DÍA 90 – Fernando Negro

Llegamos por fin a la meta prometida. Hoy acabamos nuestra andadura de crecimiento según las pautas almacenadas en este escrito, pero la verdad es que la vida de cada persona es una peregrinación sagrada que nunca acaba, hasta el día en que por fin nos encontramos abrazados por el Amor que no tiene límites.

Es hora de salir afuera desde el centro de nuestro ser; salir a las periferias con la intención de ser sanadores a pesar de nuestras heridas. Es hora de compartir lo mucho que hemos recibido aunque nos sintamos eternos mendigos de amor y cercanía. Todo lo que compartimos no se agota ni se extingue. Como la energía física, el amor se transforma, se multiplica y nos transforma.

Es verdad que la obra de arte que somos cada uno de nosotros no está terminada. La fuerza del Espíritu sigue su trabajo creador desde dentro de nosotros mismos. Una cosa es cierta: ayudamos al Espíritu en su trabajo cada vez que nos hacemos disponibles para que otros se beneficien de lo que nosotros ya estamos gozando.

Un gran hombre, bien integrado, –Francisco de Asís-  nos enseña cómo hacerlo de manera admirable, en el siguiente texto:

“Pero, dónde comenzar, padre. Dímelo. Preguntó Tancredo.

  • La cosa más urgente, dijo Francisco, es desear tener el espíritu del Señor. Él solo puede hacernos buenos, profundamente buenos, con la bondad que es una sola cosa con nuestro ser más profundo.

Se calló un instante y después volvió a decir:

  • Que les haga sentir que son amados de Dios y salvados en Jesucristo’.

‘El Señor nos ha enviado a evangelizar a los hombres. Pero piensa por un momento lo que es evangelizar. Mira, evangelizar a un hombre es decirle: ‘Tú también eres amado en el Señor Jesús. Y no sólo decírselo sino pensarlo realmente. Y no sólo pensarlo sino portarse con este hombre de tal manera que sienta y descubra que hay en él algo de salvado, algo más grande y más noble de lo que él pensaba y que se despierte así una nueva consciencia de sí. Eso es anunciarle la buena nueva y eso no podemos hacerlo más que ofreciéndole nuestra amistad; una amistad real, desinteresada, sin condescendencia, hecha de confianza y estima profundas. Es preciso ir hacia los hombres. La tarea es delicada. El mundo de los hombres es un inmenso campo de lucha por la riqueza y el poder, y demasiados sufrimientos y atrocidades les ocultan el rostro de Dios. Es preciso, sobre todo, que al ir hacia ellos no aparezcamos como una nueva especie de competidores. Debemos ser en medio de ellos testigos pacíficos del Todopoderoso, hombres sin avaricias ni desprecios, capaces de hacerse realmente sus amigos. Es nuestra amistad lo que ellos esperan, una amistad que les haga sentir que son amados de Dios y salvados en Jesucristo.”
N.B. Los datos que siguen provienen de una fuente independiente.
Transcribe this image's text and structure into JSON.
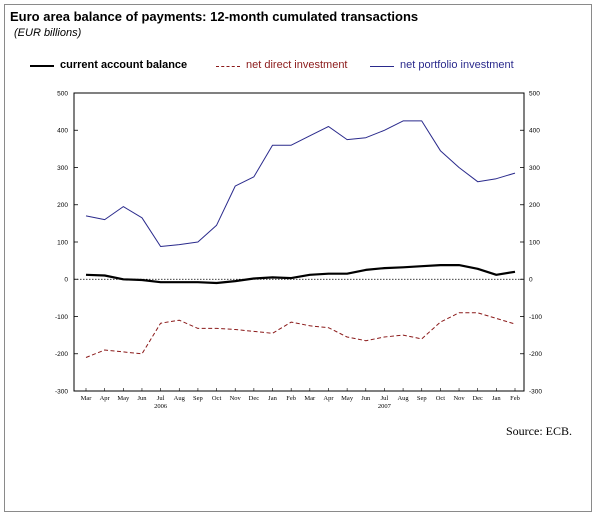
{
  "title": "Euro area balance of payments: 12-month cumulated transactions",
  "subtitle": "(EUR billions)",
  "source": "Source: ECB.",
  "legend": [
    {
      "label": "current account balance",
      "color": "#000000",
      "style": "solid-thick"
    },
    {
      "label": "net direct investment",
      "color": "#8b1a1a",
      "style": "dashed"
    },
    {
      "label": "net portfolio investment",
      "color": "#2a2a8c",
      "style": "solid"
    }
  ],
  "chart_data": {
    "type": "line",
    "x": [
      "Mar",
      "Apr",
      "May",
      "Jun",
      "Jul",
      "Aug",
      "Sep",
      "Oct",
      "Nov",
      "Dec",
      "Jan",
      "Feb",
      "Mar",
      "Apr",
      "May",
      "Jun",
      "Jul",
      "Aug",
      "Sep",
      "Oct",
      "Nov",
      "Dec",
      "Jan",
      "Feb"
    ],
    "year_labels": [
      {
        "label": "2006",
        "at_index": 4
      },
      {
        "label": "2007",
        "at_index": 16
      }
    ],
    "yticks": [
      500,
      400,
      300,
      200,
      100,
      0,
      -100,
      -200,
      -300
    ],
    "ylim": [
      -300,
      500
    ],
    "grid": false,
    "legend_placement": "top",
    "series": [
      {
        "name": "current account balance",
        "color": "#000000",
        "values": [
          12,
          10,
          0,
          -2,
          -8,
          -8,
          -8,
          -10,
          -5,
          2,
          5,
          3,
          12,
          15,
          15,
          25,
          30,
          32,
          35,
          38,
          38,
          28,
          12,
          20
        ]
      },
      {
        "name": "net direct investment",
        "color": "#8b1a1a",
        "values": [
          -210,
          -190,
          -195,
          -200,
          -118,
          -110,
          -132,
          -132,
          -135,
          -140,
          -145,
          -115,
          -125,
          -130,
          -155,
          -165,
          -155,
          -150,
          -160,
          -115,
          -90,
          -90,
          -105,
          -120
        ]
      },
      {
        "name": "net portfolio investment",
        "color": "#2a2a8c",
        "values": [
          170,
          160,
          195,
          165,
          88,
          93,
          100,
          145,
          250,
          275,
          360,
          360,
          385,
          410,
          375,
          380,
          400,
          425,
          425,
          345,
          300,
          262,
          270,
          285
        ]
      }
    ]
  }
}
… El sol había caído detrás de los montes y bruscamente había refrescado el aire, el viento se había levantado y sacudía los árboles, era ya casi de noche y se oía subir de todas partes el canto ininterrumpido de las cigarras”.[1]

[1] Eloi Leclerq, ‘Sabiduría de un pobre’, ed. Morova, Madrid, 1987, pp. 163-164.